Given these issues, do we throw out the data?  Not at all.  As I said, these are nuanced issues that may or may not affect the findings.  I think the issue with the quiet sleep latency is more interesting because it affects the interpretation of the findings, but really just raises different questions that could be explored in the future.  I will also add that the researchers were very cautious about these results in being clear they are preliminary and should be replicated and followed up on with other studies.  Specifically, they suggest looking at how long this stress response occurs, utilizing other methods of stress reactivity, and controlling for temperature as that may have inadvertently altered the heart-rate variability.  In the meantime, we have to make do with this particular study which certainly does show us the differences in these conditions, even if the meaning behind them isn’t as clear as we’d like.  

Relevant References

Changyong, F. E. N. G., Hongyue, W. A. N. G., Naiji, L. U., Tian, C. H. E. N., Hua, H. E., & Ying, L. U. (2014). Log-transformation and its implications for data analysis. Shanghai archives of psychiatry, 26(2), 105.

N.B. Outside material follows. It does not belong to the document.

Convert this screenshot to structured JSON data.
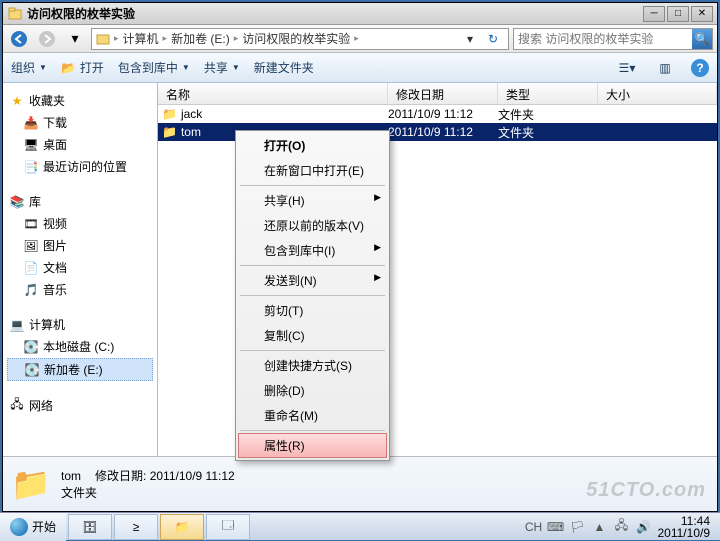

Császár-Nagy, N., & Bókkon, I. (2018). Mother-newborn separation at birth in hospitals: a possible risk for neurodevelopmental disorders?. Neuroscience & Biobehavioral Reviews, 84, 337-351.

Morgan, B. E., Horn, A. R., & Bergman, N. J. (2011). Should neonates sleep alone?. Biological psychiatry, 70(9), 817-825.

Shaffer, F., & Ginsberg, J. P. (2017). An overview of heart rate variability metrics and norms. Frontiers in public health, 5, 258.

Stuebe, A. (2020). Should infants be separated from mothers with COVID-19? First, do no harm. Breastfeeding Medicine, 15(5), 351-352.